The following is taken from Lessons on the Book of Proverbs by Hopkins.
Hopkins, Louisa P. Lessons of the Book of Proverbs Topically Arranged Forming a System of Practical Ethics (Boston: Tappan and Dennet, 1843). 107 pages.
1. In these verses, what is the chief reward promised to diligence?
2. What is the prominent evil denounced against slothfulness?
3. Is poverty the only punishment of slothfulness?
4. What evils does it bring upon the body?
5. What upon the mind?
6. What effect has it on the reputation?
7. What will be the result of slothfulness in the affairs of the soul? Matt 25:11, 12, 24—30. 13:25—27.
8. Can salvation be secured without great diligence? Luke 13:24 2 Pet 1: 5,10. 3:14 Heb. 11: 6.
9. Is wealth the only temporal blessing secured by industry?
10. What are its good effects on the body?
11. What on the mind?
12. What on the reputation? Prov. 22: 29, 31: 28.
13. Should the hope of these advantages be our chief motive to diligence? Rom. 12: 11. Col 3:23, 24. 1 Cor. 10: 31.
14. How is the way of the slothful “as a hedge of thorns?”
15. How is the slothful man “brother to him that is a great waster?”
16. What examples do the irrational animals set us in respect to industry?
17. Is there any animal remarkable for laziness?
18. There is one, the Sloth, a most disgusting animal; relate all you know of its habits.
19. What particulars are included in the diligent improvement of time?

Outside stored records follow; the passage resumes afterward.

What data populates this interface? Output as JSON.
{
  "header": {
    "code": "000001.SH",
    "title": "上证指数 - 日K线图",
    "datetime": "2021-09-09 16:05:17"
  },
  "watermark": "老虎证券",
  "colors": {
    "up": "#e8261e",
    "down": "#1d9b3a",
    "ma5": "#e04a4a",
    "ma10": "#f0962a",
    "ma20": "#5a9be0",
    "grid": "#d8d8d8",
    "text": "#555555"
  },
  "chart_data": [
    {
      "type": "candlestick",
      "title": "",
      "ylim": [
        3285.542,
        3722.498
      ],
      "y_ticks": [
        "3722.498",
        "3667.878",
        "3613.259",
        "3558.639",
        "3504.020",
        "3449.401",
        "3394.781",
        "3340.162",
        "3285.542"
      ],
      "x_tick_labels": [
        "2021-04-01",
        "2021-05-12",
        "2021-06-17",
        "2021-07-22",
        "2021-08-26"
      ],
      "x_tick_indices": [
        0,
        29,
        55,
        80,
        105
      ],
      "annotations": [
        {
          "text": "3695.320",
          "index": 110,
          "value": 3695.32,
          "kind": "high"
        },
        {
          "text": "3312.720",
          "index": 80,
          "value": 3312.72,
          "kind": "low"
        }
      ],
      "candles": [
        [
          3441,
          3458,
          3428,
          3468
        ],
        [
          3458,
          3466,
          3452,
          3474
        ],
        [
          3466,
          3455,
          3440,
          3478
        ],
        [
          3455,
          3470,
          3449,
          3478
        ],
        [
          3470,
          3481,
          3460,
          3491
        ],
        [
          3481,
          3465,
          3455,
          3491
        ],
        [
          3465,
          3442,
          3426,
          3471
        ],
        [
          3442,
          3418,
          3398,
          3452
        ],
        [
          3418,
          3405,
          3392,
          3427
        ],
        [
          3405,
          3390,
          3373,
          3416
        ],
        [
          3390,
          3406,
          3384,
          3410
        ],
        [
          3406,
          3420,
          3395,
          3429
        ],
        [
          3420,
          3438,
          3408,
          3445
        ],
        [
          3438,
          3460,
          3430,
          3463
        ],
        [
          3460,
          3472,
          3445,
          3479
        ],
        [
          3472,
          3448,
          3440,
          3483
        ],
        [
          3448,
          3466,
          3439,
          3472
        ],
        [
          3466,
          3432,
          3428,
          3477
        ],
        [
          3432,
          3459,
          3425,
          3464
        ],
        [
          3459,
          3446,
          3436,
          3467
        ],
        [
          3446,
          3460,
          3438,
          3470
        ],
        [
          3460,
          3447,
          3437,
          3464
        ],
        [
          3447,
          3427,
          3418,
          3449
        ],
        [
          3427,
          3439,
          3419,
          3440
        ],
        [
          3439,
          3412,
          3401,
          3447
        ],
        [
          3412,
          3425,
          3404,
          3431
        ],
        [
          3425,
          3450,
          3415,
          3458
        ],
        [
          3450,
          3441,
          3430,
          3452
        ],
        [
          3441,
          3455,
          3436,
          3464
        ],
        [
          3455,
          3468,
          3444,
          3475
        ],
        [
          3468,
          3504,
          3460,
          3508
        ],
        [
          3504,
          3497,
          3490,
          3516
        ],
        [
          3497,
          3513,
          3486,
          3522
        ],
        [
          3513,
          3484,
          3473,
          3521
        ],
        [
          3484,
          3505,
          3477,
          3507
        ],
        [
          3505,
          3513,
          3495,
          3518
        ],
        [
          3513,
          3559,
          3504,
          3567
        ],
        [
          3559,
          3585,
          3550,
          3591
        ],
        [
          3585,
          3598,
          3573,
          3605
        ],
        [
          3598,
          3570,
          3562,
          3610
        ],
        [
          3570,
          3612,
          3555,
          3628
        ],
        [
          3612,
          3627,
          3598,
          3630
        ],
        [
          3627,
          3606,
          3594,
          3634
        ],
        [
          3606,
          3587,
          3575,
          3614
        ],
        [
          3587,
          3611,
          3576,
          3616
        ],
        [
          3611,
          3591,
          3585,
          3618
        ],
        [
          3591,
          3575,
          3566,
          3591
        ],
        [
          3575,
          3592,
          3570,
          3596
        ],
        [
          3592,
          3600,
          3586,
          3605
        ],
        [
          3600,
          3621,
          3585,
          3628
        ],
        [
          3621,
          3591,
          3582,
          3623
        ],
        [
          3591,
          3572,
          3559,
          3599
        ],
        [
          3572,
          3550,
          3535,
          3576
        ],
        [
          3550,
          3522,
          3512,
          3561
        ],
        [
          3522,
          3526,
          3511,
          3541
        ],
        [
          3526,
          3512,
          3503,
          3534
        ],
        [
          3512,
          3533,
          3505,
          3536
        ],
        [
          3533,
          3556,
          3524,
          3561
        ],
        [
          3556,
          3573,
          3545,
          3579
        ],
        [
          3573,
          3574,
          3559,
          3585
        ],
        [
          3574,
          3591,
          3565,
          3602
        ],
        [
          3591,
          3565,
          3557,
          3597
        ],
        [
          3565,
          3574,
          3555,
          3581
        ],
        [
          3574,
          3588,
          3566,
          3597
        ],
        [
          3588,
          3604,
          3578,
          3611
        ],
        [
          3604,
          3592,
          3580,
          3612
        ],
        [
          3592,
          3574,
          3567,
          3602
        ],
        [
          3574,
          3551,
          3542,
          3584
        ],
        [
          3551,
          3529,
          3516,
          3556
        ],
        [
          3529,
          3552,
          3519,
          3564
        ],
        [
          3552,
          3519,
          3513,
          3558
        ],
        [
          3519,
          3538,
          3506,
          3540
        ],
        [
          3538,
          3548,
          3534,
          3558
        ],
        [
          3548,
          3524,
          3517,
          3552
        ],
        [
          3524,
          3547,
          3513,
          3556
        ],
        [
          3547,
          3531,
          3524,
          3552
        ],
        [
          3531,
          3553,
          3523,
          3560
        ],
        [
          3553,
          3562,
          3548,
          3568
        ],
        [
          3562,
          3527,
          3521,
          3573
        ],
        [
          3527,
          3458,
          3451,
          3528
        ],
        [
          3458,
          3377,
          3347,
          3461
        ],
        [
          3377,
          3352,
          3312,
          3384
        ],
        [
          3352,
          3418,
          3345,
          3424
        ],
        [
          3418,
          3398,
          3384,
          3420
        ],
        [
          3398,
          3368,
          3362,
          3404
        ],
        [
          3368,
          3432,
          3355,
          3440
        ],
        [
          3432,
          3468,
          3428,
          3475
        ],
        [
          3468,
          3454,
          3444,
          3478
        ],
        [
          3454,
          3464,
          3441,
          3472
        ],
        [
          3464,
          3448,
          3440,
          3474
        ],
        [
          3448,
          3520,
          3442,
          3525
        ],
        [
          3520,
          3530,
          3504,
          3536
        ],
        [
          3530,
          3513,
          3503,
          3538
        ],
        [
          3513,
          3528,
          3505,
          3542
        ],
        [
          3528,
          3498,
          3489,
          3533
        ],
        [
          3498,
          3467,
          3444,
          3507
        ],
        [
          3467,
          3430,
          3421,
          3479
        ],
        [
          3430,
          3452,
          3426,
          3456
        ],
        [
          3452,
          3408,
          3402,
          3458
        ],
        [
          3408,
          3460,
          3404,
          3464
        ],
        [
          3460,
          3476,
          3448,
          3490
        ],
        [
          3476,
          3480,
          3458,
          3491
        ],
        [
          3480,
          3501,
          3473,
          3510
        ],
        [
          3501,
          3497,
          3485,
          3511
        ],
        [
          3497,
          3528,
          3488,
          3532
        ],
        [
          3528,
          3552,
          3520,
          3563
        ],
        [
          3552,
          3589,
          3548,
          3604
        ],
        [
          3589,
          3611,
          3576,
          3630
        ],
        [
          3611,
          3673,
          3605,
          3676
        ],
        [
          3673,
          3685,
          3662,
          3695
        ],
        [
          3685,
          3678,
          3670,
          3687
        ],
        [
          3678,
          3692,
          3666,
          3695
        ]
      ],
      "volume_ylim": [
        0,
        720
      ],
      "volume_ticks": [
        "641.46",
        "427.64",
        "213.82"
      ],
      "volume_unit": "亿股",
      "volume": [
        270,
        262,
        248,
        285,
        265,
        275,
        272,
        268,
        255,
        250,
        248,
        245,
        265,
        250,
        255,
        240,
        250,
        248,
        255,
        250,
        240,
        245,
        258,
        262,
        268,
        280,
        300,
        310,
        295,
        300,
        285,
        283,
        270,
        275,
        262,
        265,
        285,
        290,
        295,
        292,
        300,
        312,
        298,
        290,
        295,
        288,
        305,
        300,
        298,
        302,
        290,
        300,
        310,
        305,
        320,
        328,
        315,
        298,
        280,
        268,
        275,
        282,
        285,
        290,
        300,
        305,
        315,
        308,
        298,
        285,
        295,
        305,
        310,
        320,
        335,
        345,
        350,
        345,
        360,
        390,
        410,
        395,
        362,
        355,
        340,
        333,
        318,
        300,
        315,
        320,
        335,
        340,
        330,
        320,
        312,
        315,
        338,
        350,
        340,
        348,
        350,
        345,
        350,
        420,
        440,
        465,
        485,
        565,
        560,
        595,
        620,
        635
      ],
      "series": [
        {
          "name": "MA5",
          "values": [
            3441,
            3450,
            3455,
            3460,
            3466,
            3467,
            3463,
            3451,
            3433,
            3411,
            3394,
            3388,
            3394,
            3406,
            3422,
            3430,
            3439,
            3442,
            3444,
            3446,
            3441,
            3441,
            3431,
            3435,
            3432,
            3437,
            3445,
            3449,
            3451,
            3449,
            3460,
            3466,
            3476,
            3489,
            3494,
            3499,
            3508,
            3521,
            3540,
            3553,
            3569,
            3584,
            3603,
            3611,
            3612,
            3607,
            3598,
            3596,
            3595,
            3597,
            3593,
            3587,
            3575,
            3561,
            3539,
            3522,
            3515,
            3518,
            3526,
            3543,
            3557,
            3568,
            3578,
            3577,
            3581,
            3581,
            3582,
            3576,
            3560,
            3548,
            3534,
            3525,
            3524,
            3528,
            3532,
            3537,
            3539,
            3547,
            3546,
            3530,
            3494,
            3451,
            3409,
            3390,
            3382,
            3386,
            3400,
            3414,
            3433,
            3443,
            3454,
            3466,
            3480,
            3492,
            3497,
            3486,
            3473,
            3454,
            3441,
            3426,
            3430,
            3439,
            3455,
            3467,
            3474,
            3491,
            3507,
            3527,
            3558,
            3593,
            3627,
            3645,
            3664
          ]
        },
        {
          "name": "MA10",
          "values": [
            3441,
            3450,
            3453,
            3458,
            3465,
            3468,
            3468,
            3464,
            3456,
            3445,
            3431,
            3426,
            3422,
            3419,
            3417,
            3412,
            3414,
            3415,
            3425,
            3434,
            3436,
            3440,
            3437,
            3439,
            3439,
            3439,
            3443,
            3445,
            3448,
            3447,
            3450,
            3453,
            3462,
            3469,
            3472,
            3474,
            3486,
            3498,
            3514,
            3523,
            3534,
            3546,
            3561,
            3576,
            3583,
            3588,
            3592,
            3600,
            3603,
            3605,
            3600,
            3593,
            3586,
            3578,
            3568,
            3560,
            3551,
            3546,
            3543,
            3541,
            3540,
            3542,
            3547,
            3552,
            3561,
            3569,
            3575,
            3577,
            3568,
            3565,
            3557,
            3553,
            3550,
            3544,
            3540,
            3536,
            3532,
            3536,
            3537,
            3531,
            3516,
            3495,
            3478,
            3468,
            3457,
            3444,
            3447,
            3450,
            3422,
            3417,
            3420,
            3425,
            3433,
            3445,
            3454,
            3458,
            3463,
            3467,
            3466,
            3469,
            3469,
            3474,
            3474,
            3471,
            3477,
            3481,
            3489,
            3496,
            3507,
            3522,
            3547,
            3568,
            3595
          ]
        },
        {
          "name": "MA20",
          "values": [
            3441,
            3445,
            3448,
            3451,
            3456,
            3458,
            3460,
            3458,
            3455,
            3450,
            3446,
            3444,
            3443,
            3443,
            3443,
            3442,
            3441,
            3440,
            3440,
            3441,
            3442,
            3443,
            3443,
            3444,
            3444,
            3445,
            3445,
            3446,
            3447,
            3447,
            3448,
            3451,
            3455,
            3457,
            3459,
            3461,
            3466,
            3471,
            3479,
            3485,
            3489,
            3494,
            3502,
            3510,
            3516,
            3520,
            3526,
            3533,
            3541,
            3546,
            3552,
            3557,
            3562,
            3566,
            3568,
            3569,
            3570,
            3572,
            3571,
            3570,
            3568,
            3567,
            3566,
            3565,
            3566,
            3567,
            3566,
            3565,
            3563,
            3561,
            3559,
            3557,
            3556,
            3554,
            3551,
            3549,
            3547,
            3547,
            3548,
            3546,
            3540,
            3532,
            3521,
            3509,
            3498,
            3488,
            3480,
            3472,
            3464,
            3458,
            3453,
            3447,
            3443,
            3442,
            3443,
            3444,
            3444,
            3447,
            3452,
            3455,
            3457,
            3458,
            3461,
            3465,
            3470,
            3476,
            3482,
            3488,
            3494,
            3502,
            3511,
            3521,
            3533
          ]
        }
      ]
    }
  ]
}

20. Can he be called diligent who is not an early riser?
21. How many hours do you spend in sleep?
22. How many minutes do you waste every day?
23. What other faults generally follow idleness?
24. Can all kinds of employment be called industry?
25. Suppose you spend a whole day in riding seesaw on a board; is that any better than idleness?
26. To whom does our time belong?
27. To whom must we give an account of the manner in which we spend it?
28. Will diligence in spiritual things as certainly secure a blessing as in worldly business? Matt 7:7, 8. Jer. 29:13 Prov. 2: 3—5.
29. What reason does Solomon give in another place, for diligence ? Eccl. 9; 10.